L’hygiène de traite est un autre domaine qui requiert un abord global, même s’il est permis d’être pointilleux. Le praticien se doit de connaître en détail les pratiques des éleveurs et les produits qu’ils utilisent pour la désinfection avant de songer à les infléchir. Thibaut Hintzy, de la commission qualité du lait de la Société nationale des groupements techniques vétérinaires (SNGTV), a dressé l’inventaire des antiseptiques inclus dans les produits désinfectants pour les trayons (iode, chlore et dérivés, chlorhexidine, acide dodécylbenzène sulfonique ou DBSA, acide carboxylique et biphényl-2-ol). Le caractère irritant pour la peau, des aspects économiques (coût pour le DBSA), mais aussi techniques sont à prendre en compte pour le conseil. Par exemple, seule la pulvérisation, donc des produits peu filmogènes, est possible “au robot”. La lutte contre Streptococcus uberis (à réservoir mixte environnemental et mammaire) ne pourra alors reposer que sur la désinfection de la griffe à une concentration quatre fois plus élevée qu’en trempage.

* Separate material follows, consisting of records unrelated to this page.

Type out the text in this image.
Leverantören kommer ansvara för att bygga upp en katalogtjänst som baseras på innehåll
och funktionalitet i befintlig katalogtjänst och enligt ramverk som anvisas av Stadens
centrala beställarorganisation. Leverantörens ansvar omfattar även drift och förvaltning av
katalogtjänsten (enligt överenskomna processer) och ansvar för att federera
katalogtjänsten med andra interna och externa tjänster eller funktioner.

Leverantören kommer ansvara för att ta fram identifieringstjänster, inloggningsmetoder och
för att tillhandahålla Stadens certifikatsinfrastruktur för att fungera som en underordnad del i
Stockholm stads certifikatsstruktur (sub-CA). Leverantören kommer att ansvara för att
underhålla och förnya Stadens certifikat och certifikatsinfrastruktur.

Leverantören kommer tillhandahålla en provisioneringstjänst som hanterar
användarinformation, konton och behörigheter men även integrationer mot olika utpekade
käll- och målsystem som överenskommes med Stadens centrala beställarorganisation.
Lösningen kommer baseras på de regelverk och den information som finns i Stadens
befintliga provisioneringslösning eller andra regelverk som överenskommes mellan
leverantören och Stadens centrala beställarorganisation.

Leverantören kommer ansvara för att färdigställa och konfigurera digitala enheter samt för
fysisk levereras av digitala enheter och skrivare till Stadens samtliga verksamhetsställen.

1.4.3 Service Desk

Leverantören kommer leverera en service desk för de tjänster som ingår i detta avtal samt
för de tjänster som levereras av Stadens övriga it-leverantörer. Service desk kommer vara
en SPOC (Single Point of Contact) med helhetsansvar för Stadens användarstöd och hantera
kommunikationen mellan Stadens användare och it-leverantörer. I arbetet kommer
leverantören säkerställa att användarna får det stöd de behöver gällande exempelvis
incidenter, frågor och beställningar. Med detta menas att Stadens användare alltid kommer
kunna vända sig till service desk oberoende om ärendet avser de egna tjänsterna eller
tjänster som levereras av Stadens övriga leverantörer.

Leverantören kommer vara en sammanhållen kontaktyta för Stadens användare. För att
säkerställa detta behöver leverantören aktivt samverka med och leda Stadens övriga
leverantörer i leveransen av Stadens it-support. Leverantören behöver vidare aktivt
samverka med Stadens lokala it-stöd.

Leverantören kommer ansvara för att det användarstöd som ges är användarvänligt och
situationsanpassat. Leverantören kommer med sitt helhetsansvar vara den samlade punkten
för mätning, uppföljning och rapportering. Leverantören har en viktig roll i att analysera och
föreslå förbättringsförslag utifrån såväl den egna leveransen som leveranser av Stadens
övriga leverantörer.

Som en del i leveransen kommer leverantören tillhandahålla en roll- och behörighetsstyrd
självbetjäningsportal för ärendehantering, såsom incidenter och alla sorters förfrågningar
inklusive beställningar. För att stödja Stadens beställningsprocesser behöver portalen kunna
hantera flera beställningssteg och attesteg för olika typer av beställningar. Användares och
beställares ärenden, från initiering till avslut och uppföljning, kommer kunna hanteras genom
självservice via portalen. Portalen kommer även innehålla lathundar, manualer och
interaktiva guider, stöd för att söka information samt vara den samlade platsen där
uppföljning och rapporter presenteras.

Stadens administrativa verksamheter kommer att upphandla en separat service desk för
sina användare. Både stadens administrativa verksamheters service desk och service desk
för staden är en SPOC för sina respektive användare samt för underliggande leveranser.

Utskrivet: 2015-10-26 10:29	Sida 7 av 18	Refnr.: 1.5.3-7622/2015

Gagner le respect des éleveurs

L’École nationale vétérinaire d’Alfort était représentée à la JNV de ce 10 octobre par Guillaume Belbis, venu partager son expérience de l’échographie. Ce qu’on peut espérer visualiser « dépend du matériel », explique-t-il (réponse de Normand !), avant de susciter l’envie en présentant moult applications (systèmes respiratoire, digestif, etc.).

La chirurgie n’était pas oubliée. Si les interventions “de guerre” apportent encore beaucoup de satisfaction aux “ruraux”, c’est vers des actes un peu plus pointus en urologie que Xavier Quentin, praticien à Saint-James (Manche), a emmené l’auditoire. Pour « gagner le respect des éleveurs », on peut proposer de “grosses” interventions de correction de la persistance du canal de l’ouraque, d’urétrostomie, de réparation vésicale, voire de néphrectomie. Pour leur faire gagner de l’argent, il est possible de proposer des “petites” corrections de l’urovagin. Ce phénomène survient fréquemment chez les vaches laitières après quelques vêlages ; il pénalise la fertilité (le reflux d’urine lié aux changements anatomiques étant délétère pour les spermatozoïdes). Il existe deux techniques acceptables. La première est le cerclage vaginal, qui ne requiert pas forcément un matériel spécifique (l’aiguille de Deschamps modifiée, disposant d’un manche tige pour pouvoir manœuvrer à distance depuis l’entrée du vagin, est facultative). La seconde est l’extension de l’urètre, qui consiste “simplement” à enfermer dorsalement le méat urinaire dans un “pont” de muqueuse créé artificiellement par incision en “U” inversé autour de ce méat, puis suture des deux bords (le serrage est délicat).

Analyses en équine

Malgré le « désir de spécialisation en rurale » exprimé en introduction, cette journée de formation a laissé sa place à l’équine, plébiscitée chaque année en Normandie, avec une présentation sur l’interprétation et le choix des analyses en équine, par le praticien Olivier Boulin et Pierre-Hugues Pitel, du laboratoire Frank Duncombe (Caen, dans le Calvados). Outre le matériel d’analyse, les conditions préanalytiques influent sur les résultats, expliquent-ils. Ainsi, les numérations érythrocytaires et leucocytaires augmentent sur les chevaux excités. Les équidés ont leurs spécificités, hépatiques par exemple. Acides biliaires et glutamate déshydrogénase (GLDH) donnent un très bon reflet de l’état de cet organe dans cette espèce. Gamma- glutamyl-transférase (GGT) et phosphatase alcaline (PAL) reflètent plutôt l’atteinte des canaux biliaires, mais attention au manque de spécificité de la GGT qui peut être physiologiquement élevée chez le jeune cheval en activité, sans oublier que cette enzyme provient aussi beaucoup du pancréas. Lors d’ulcères gastriques, amylase pancréatique, bilirubine totale, PAL (dans sa fraction intestinale !), GGT et sérum amyloïde sérique de type A (SAA, marqueur de l’inflammation) sont les cinq paramètres trouvés élevés dans une étude sur 56 chevaux atteints, comparés à 10 témoins.